Relational Inductive Biases, Deep Learning, and Graph Networks by Battaglia et al. (2018) Overview

Omar Hussein
3 min readJul 10, 2023

--

The paper aims to provide a unifying framework to bridge the gap between graph-based and deep learning methods. The authors argue that graph networks (GNs) offer a flexible approach to merge these techniques, as they provide a strong relational inductive bias that can handle a wide range of problems and data types.

Here are the main concepts:

  1. Relational Inductive Biases: An inductive bias is an assumption made by a learning algorithm that guides it towards a specific solution when faced with more than one solution. Relational inductive bias is the assumption that the relationships between entities (i.e., the graph structure) are important for learning.
  2. Graph Networks (GNs): The authors introduce a class of models called Graph Networks, which can reason about graph-structured data.
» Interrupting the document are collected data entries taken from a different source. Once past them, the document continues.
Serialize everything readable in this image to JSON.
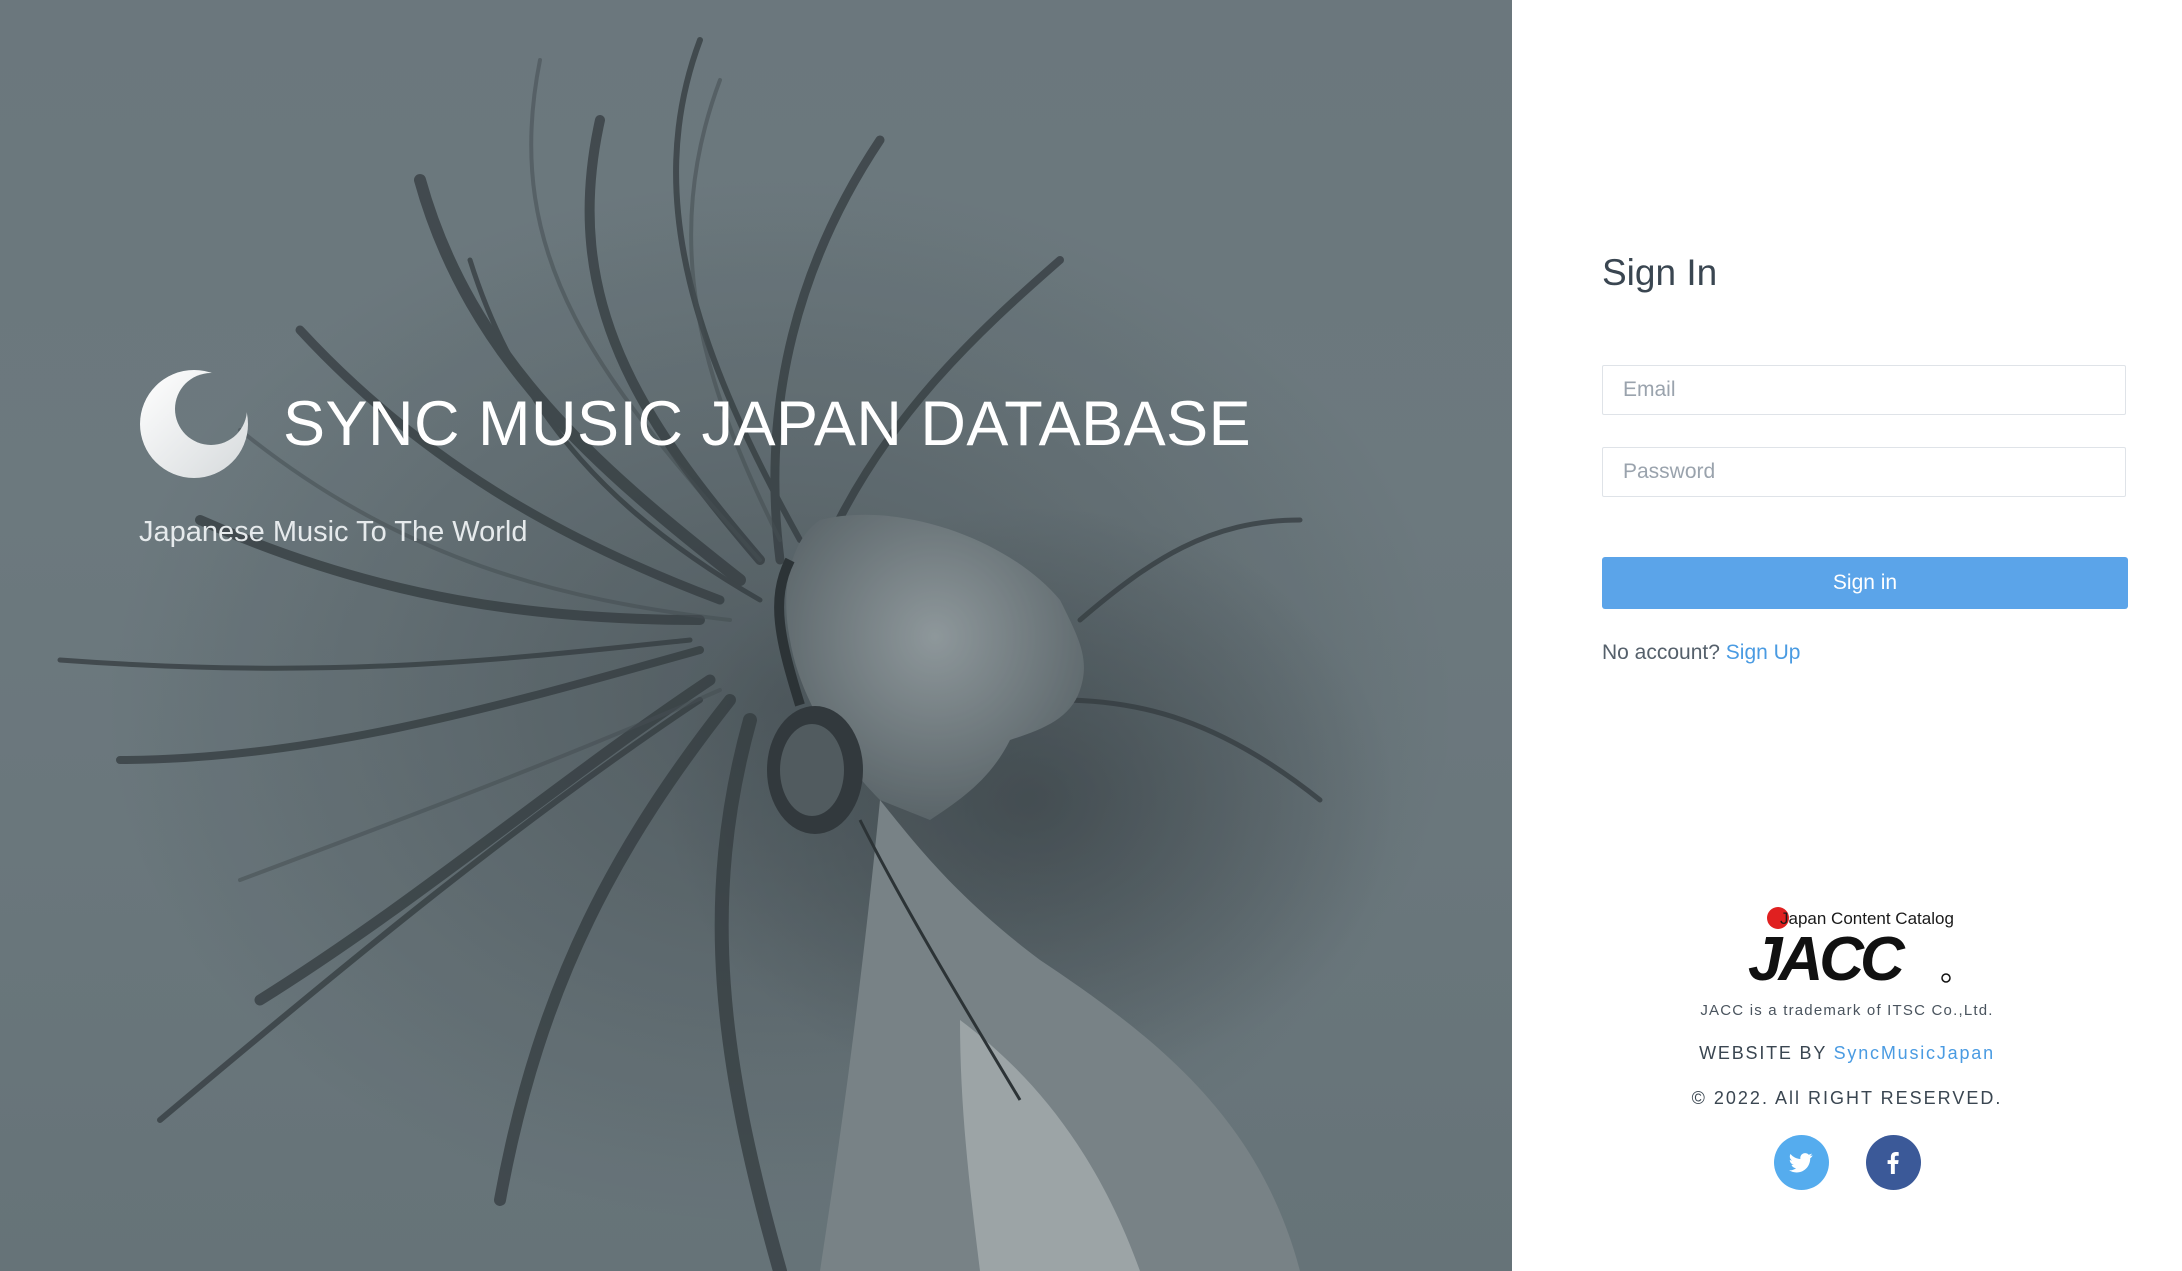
{
  "hero": {
    "brand_title": "SYNC MUSIC JAPAN DATABASE",
    "tagline": "Japanese Music To The World",
    "logo_icon": "crescent-moon-logo-icon"
  },
  "auth": {
    "title": "Sign In",
    "email_placeholder": "Email",
    "email_value": "",
    "password_placeholder": "Password",
    "password_value": "",
    "signin_label": "Sign in",
    "no_account_text": "No account?",
    "signup_link": "Sign Up"
  },
  "footer": {
    "jacc_logo_text": "Japan Content Catalog",
    "jacc_logo_mark": "JACC",
    "trademark": "JACC is a trademark of ITSC Co.,Ltd.",
    "website_by_prefix": "WEBSITE BY",
    "website_by_link": "SyncMusicJapan",
    "copyright": "© 2022. All RIGHT RESERVED.",
    "socials": [
      {
        "name": "twitter",
        "icon": "twitter-bird-icon",
        "color": "#55acee"
      },
      {
        "name": "facebook",
        "icon": "facebook-f-icon",
        "color": "#3b5998"
      }
    ]
  },
  "colors": {
    "accent": "#5ba4e9",
    "link": "#4a9be2",
    "heading": "#3a4651",
    "hero_bg": "#6f7b80"
  }
}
GNs can be thought of as a generalization of both Convolutional Neural Networks (CNNs) and Recurrent Neural Networks (RNNs) to graph-structured data. The authors present a general GN block, which takes a graph as input and returns a graph as output. The GN block comprises three stages: edge update, node update, and global update. In each stage, information is aggregated from the relevant elements (edges, nodes, or the whole graph), transformed via a “model” function, and then combined with the existing features.
  3. Graph Representations: The authors use a graph representation that includes global attributes (features of the entire graph), node attributes (features of individual nodes), and edge attributes (features of individual edges). This is a more general representation than those used in standard graph theory, which typically includes only nodes and edges.
  4. Learning and Generalization: The authors also explore how GNs can be used for learning and generalization. They argue that GNs have strong generalization capabilities due to their relational inductive bias. GNs can be used to learn on one type of graph and generalize to other types of graphs with similar structural properties.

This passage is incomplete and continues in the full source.